Event shapes in N=4 super-Yang-Mills theory
A. V. Belitsky, S. Hohenegger, G. P. Korchemsky, E. Sokatchev, A. Zhiboedov
TL;DR
The paper develops a unified, symmetry-driven framework to compute event shapes in N=4 SYM by relating infrared-safe weighted cross sections to Wightman correlation functions of flow operators. Central to the approach is a master formula expressing double-detector observables as convolutions of a universal Mellin amplitude, encoding Euclidean data, with a coupling-independent detector kernel that depends only on the observable pair. The authors demonstrate this formalism at weak and strong coupling, showing exact matches with amplitude-based results at leading order and providing strong consistency checks via AdS/CFT inputs. They also reveal deep SU(4) and superconformal constraints that link different observables and channels, offering a path to higher-loop and nonperturbative analyses.
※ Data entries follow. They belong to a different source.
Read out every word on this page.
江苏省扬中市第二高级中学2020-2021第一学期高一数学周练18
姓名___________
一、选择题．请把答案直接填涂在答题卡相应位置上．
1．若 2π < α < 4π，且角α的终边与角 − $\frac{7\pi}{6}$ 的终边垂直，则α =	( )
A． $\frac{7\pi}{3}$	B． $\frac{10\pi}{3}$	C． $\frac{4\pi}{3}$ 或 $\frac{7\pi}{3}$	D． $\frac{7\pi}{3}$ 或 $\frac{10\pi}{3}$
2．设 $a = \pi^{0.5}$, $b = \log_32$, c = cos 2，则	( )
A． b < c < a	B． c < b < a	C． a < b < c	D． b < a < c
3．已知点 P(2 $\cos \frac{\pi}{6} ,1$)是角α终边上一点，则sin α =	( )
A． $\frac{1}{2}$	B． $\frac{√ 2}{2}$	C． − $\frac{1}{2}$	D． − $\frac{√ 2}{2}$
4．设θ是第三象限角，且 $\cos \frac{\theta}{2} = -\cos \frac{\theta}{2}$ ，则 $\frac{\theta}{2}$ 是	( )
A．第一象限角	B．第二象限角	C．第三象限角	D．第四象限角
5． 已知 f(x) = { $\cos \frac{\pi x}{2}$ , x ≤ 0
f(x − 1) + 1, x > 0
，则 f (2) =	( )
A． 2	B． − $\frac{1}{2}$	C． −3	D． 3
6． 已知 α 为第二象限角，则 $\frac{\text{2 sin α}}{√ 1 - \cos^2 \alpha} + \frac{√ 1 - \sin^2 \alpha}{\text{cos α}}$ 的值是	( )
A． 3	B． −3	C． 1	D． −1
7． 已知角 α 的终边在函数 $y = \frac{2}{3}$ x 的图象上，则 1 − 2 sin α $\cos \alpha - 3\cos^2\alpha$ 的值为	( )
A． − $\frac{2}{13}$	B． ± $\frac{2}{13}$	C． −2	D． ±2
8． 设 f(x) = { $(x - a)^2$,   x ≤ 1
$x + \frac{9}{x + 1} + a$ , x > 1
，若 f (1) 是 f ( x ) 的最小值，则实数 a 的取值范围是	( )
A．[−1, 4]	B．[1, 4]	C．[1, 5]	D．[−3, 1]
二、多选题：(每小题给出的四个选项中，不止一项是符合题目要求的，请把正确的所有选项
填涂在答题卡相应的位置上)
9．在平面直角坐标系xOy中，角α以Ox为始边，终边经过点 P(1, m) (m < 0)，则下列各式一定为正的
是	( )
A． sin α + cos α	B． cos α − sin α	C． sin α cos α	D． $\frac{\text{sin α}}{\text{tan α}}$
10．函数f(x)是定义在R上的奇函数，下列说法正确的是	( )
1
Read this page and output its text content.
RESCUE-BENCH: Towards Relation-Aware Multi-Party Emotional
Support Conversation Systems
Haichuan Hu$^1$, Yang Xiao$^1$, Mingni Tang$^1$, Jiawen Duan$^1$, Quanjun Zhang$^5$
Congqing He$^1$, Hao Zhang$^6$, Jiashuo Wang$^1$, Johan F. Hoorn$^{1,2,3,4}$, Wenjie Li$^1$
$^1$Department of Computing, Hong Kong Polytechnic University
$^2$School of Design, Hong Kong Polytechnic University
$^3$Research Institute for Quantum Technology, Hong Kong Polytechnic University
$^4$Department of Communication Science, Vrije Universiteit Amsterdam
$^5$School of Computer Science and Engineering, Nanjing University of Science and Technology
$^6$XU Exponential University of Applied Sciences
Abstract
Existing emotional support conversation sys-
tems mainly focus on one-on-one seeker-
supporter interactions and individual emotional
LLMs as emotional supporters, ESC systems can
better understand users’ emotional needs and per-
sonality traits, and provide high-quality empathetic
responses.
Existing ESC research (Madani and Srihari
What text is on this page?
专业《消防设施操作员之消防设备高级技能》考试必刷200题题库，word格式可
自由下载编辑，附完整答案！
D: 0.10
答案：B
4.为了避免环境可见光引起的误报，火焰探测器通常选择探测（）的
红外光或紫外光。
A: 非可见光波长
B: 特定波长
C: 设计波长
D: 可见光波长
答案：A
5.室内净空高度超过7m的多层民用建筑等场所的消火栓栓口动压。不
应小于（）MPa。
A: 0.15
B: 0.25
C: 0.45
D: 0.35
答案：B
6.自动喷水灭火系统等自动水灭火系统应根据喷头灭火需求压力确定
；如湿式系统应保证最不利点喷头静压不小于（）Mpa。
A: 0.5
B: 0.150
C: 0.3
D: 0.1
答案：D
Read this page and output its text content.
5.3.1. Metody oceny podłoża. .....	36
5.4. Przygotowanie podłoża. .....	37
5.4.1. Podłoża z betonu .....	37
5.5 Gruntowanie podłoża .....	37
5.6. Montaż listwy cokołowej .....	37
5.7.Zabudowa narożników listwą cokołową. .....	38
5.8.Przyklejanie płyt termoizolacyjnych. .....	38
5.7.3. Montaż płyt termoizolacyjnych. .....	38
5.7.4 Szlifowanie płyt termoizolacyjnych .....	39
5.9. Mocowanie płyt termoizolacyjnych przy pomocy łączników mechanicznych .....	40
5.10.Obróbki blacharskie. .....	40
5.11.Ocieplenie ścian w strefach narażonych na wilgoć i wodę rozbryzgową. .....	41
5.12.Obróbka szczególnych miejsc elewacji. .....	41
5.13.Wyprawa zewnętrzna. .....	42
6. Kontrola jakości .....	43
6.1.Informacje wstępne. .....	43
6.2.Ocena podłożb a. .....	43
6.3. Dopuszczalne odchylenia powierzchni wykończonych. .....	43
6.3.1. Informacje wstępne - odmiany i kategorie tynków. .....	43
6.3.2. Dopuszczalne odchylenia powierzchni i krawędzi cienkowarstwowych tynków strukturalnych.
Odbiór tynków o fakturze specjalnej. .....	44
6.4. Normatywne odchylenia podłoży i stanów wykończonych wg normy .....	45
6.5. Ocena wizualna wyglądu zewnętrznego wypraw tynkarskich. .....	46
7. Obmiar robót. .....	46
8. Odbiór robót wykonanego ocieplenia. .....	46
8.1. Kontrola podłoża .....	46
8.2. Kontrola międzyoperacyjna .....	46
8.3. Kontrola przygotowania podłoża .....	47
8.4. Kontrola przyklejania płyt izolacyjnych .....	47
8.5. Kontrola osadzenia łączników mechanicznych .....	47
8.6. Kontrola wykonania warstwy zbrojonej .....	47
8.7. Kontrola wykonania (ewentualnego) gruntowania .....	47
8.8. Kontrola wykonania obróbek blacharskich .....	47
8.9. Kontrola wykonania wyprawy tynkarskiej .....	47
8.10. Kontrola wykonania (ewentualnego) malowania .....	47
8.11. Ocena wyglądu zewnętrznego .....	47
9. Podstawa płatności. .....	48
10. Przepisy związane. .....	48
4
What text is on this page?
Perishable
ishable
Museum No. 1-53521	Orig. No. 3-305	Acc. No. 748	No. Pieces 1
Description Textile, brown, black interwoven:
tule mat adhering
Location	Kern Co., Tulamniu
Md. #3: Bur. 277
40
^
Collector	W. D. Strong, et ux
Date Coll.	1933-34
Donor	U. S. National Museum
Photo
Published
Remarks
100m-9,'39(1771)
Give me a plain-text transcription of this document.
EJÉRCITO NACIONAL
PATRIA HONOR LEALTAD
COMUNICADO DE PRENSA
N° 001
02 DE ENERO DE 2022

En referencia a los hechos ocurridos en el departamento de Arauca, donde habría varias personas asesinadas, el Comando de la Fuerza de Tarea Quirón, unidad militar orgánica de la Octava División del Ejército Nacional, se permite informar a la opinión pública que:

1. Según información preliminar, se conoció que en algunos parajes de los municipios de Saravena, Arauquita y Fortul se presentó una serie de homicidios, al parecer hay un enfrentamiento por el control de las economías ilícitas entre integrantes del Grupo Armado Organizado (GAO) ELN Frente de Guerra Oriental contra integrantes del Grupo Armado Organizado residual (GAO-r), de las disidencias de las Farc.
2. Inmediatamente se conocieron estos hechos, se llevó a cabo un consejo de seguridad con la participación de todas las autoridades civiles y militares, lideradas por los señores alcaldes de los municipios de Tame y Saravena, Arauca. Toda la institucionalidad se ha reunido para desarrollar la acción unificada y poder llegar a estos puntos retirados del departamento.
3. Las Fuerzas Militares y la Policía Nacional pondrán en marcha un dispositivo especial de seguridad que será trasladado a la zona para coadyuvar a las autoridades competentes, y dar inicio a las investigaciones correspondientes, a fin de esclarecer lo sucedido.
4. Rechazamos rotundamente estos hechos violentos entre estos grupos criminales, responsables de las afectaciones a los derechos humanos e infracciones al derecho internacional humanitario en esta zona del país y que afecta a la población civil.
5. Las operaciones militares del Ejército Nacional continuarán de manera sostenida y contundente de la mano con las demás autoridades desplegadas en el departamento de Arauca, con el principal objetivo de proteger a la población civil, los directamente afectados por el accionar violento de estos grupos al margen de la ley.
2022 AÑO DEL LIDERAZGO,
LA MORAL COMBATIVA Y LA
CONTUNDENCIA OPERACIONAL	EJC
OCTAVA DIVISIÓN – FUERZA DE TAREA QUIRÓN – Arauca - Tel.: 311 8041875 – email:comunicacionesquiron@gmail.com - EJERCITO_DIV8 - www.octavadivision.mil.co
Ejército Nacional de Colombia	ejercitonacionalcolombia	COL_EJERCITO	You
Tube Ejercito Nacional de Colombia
The work lays groundwork for systematic, symmetry-based predictions of angular energy and charge distributions in highly supersymmetric gauge theories, with potential insights applicable to broader conformal field theories.
Abstract
We study event shapes in N=4 SYM describing the angular distribution of energy and R-charge in the final states created by the simplest half-BPS scalar operator. Applying the approach developed in the companion paper arXiv:1309.0769, we compute these observables using the correlation functions of certain components of the N=4 stress-tensor supermultiplet: the half-BPS operator itself, the R-symmetry current and the stress tensor. We present master formulas for the all-order event shapes as convolutions of the Mellin amplitude defining the correlation function of the half-BPS operators, with a coupling-independent kernel determined by the choice of the observable. We find remarkably simple relations between various event shapes following from N=4 superconformal symmetry. We perform thorough checks at leading order in the weak coupling expansion and show perfect agreement with the conventional calculations based on amplitude techniques. We extend our results to strong coupling using the correlation function of half-BPS operators obtained from the AdS/CFT correspondence.